SOA is a distributed architecture so the lower rows of the 'Network' column takes on increased significance compared with traditional software development approaches. There is more flexibility about where you do your processing. This needs to be built into your Distributed System Architecture.

Business logistics (and particularly whether you are dealing with agencies external to the organisation) will impact your applications architecture. There is a stronger linkage from Application Architecture to Distributed System Architecture because SOA is an enabling technology. It enables you to distribute processing, to look at load balancing and to look at interfaces with other agencies. There is therefore a strong influence on distributed architecture increasing the importance of good architecture in this space.

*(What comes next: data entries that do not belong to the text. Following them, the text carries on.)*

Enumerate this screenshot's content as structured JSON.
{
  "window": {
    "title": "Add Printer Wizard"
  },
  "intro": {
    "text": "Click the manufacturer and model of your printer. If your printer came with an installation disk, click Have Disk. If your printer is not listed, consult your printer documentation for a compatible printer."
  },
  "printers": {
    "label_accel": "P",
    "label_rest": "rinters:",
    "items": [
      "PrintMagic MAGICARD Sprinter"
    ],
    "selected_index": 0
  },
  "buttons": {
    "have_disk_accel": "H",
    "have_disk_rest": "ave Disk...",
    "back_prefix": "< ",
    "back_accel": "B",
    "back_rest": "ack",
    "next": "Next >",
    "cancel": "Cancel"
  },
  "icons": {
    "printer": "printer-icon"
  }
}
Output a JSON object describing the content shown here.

As with the other columns the influence downward is strong. Your Technology Architecture and Network Architecture needs to be built to cope with the new Distributed Systems Architecture.

Human interface architecture in the 'People' column may change to suit SOA but it does not have to. Some interface technologies work better with SOA. Some ways of interacting with an application work better with SOA but if you want to drive it the other way by specifying your Human Interface Architecture first then this can also work.
Security Architecture gets its own arrow. It is not a logical progression from Presentation Architecture. You may have to do security differently under SOA. You may have to make better use of a standard infrastructure. You may have to use SOA security standards.

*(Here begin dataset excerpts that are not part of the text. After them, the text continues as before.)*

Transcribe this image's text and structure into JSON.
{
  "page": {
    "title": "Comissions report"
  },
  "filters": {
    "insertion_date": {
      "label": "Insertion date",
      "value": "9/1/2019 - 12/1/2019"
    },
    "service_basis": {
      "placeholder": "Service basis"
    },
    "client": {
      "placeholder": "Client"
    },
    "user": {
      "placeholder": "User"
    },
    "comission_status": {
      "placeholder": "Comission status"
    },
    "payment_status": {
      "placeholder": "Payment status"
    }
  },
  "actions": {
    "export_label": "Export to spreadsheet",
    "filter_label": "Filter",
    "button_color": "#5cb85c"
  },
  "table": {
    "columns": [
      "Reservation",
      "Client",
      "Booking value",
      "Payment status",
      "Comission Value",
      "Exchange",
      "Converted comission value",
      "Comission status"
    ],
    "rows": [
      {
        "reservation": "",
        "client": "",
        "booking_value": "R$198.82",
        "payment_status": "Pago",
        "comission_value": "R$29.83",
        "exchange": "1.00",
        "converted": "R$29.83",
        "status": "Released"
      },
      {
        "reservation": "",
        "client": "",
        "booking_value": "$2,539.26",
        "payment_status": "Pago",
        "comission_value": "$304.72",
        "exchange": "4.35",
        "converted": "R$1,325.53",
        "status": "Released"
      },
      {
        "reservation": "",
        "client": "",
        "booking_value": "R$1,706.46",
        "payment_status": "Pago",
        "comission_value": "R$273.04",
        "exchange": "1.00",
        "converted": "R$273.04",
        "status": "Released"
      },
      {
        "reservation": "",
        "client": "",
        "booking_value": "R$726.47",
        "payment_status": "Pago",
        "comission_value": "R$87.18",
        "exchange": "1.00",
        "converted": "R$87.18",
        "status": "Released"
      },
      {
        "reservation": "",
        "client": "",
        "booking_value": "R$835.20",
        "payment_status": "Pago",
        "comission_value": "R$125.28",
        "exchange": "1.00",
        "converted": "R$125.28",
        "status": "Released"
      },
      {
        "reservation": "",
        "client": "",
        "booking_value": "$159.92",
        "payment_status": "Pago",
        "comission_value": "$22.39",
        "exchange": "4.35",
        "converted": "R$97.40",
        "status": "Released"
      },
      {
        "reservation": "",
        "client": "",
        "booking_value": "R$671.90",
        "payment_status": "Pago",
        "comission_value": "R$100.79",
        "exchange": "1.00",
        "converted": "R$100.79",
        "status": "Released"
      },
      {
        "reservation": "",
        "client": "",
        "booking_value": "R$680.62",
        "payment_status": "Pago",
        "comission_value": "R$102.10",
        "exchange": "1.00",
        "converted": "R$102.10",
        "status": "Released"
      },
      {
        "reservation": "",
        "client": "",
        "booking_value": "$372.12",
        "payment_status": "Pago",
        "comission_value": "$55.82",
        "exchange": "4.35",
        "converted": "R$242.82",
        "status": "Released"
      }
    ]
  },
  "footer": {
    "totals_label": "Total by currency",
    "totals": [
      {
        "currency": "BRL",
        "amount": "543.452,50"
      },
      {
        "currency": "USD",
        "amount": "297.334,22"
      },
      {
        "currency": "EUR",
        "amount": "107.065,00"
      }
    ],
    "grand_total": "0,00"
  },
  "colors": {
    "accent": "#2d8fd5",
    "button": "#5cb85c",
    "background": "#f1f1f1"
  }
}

SOA for my organisation is business process driven although there is still some bottom up development resulting from services based on mainframe data entities. The focus on reuse and the question for what we already have available to reuse demands some bottom-up consideration.

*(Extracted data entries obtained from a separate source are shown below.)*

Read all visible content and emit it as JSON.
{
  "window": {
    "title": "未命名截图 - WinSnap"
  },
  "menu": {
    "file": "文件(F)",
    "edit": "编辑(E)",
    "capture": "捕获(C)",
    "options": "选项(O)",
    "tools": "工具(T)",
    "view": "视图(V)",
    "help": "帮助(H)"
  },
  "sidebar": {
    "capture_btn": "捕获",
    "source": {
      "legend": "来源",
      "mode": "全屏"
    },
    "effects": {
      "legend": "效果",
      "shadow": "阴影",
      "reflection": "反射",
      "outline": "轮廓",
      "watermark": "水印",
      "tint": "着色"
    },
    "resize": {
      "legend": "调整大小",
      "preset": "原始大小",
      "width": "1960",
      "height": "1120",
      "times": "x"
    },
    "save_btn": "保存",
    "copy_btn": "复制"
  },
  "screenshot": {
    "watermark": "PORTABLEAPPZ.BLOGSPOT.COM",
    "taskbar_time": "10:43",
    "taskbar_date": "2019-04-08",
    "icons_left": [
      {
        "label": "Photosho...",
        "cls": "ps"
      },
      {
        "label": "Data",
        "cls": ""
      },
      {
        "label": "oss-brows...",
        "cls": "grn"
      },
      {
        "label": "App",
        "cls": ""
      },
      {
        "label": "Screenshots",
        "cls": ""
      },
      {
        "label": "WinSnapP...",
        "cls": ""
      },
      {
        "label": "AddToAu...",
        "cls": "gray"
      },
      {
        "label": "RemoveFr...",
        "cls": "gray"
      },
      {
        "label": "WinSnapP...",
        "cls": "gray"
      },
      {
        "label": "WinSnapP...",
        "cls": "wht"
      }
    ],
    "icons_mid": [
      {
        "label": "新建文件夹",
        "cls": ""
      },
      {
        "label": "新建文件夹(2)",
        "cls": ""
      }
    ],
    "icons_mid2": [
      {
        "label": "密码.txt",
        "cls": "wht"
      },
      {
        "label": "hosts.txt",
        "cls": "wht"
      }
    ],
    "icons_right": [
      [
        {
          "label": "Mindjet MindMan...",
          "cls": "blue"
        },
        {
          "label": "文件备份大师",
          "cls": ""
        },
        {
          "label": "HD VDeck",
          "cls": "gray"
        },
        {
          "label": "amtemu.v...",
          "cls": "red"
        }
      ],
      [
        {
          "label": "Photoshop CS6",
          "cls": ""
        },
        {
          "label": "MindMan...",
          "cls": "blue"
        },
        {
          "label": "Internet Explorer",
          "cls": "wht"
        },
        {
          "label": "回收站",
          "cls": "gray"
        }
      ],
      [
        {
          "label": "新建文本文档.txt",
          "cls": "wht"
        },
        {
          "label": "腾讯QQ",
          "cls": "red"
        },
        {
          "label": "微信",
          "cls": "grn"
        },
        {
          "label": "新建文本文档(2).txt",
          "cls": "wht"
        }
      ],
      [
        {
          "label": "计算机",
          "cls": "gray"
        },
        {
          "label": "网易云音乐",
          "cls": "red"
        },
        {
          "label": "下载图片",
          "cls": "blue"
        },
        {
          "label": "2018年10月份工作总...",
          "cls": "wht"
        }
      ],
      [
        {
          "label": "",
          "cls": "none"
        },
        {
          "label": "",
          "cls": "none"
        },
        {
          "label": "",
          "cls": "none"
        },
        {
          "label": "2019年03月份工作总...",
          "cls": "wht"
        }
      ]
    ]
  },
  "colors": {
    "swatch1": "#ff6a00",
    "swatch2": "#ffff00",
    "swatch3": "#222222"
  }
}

To be SOA compliant your architecture needs to include:

  • Documented business processes,
  • Enough bottom-up analysis to reuse of existing services, and
  • Data modeling of web service interfaces.
This is in addition to SOA infrastructure and distributed models required the lower levels of your architecture. SOA is an Enterprise Architecture approach. You cannot have an effective SOA unless you have some level of Enterprise Architecture. If you focus on a single solution or application and do not look at the wider needs of the enterprise then you are going to miss the major benefits of SOA.

The business process focus and implications around reuse mean that the business needs to be aware of the SOA approach. It is a change to business practice that the SOA consortium is looking at in its Enterprise Architecture 2010 Working Group.